16 décembre - Chabbat Mikets : 16h36 - 17h49

Rubrique France/Politique

Pour le FN, « une défaite électorale mais une victoire idéologique »

Le parti lepéniste a en effet battu son record de 2002 en matière de nombre d’électeurs (DR)

L’Observatoire des radicalités politiques a dressé lundi un bilan contrasté des gains politiques engrangés par Marine Le Pen lors des régionales.

 Difficile de faire émerger, au lendemain du second tour des élections régionales, un vainqueur incontestable. Les résultats marquent en effet un « coup d’arrêt à la victoire du FN mais on ne peut pas faire comme si les résultats du premier tout n’existaient pas », note Jean-Yves Camus, à la tête de l’ORAP, une structure abritée par la Fondation Jean-Jaurès.

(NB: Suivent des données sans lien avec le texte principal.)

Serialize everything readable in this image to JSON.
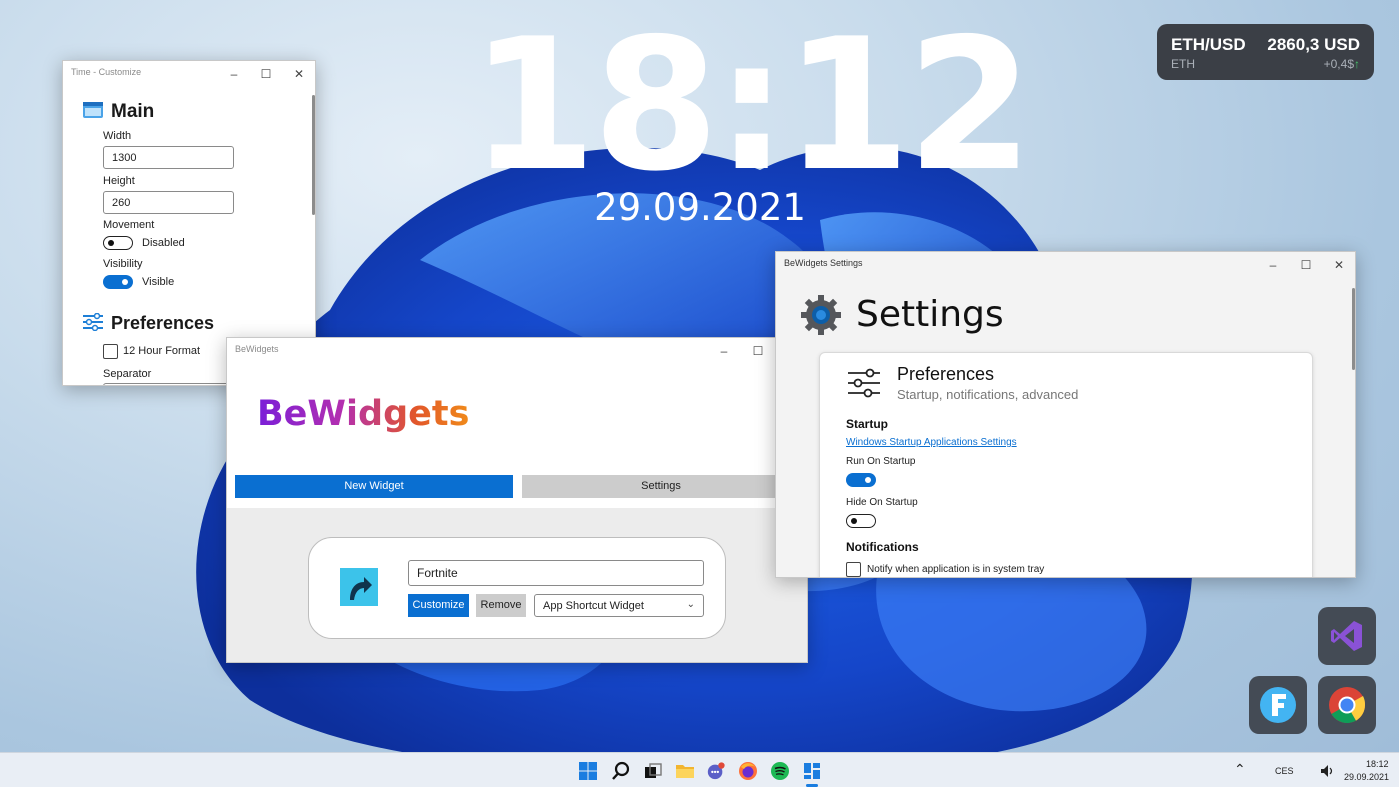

Le parti lepéniste a en effet battu son record de 2002 en matière de nombre d’électeurs (6,82 millions de voix contre 6,42 millions), augmentant son niveau du premier tour en profitant même, certes partiellement, de l’augmentation du niveau de participation le week-end dernier (de 49,91% à 58,46%). Le scrutin a néanmoins contredit le « storytelling » du FN sur le renouvellement générationnel, « la plupart des candidats FN [ayant] adhéré au parti dans les années 1980, voire en 1975 » relève Cécile Alduy. La co-auteure de Marine Le Pen prise aux mots. Décryptage d’un discours frontiste (Seuil) insiste sur les « ratés de la stratégie de dédiabolisation », engagée par Marine Le Pen depuis son élection à la tête du parti en 2011.


Reports de voix

Les reports de voix de la gauche vers la droite entre les deux-tours, en particulier en PACA et dans le Nord, confirment en effet en creux l’isolement dont souffre toujours le Front National, en dépit d’un contexte particulièrement favorable (attentats, crise des migrants). « Jamais les conditions d’une victoire du FN n’avaient été autant réunies » constate Gilles Finchelstein, directeur de la Fondation Jean-Jaurès.

« Première force politique mais force solitaire et presque inutile » à l’instar du parti communiste sous la IVe République, selon Jérôme Fourquet de l’IFOP, le FN sortira-t-il de son isolement ? De la réponse à cette question dépend l’issue des prochaines convocations électorales. Mais d’aucuns s’inquiètent déjà de voir le « discours du FN se dilue[r] dans un discours politique général visant parfois à le combattre ». « Il y a eu une défaite électorale du FN dimanche, mais une victoire idéologique ces trois dernières années » pointe Cécile Alduy.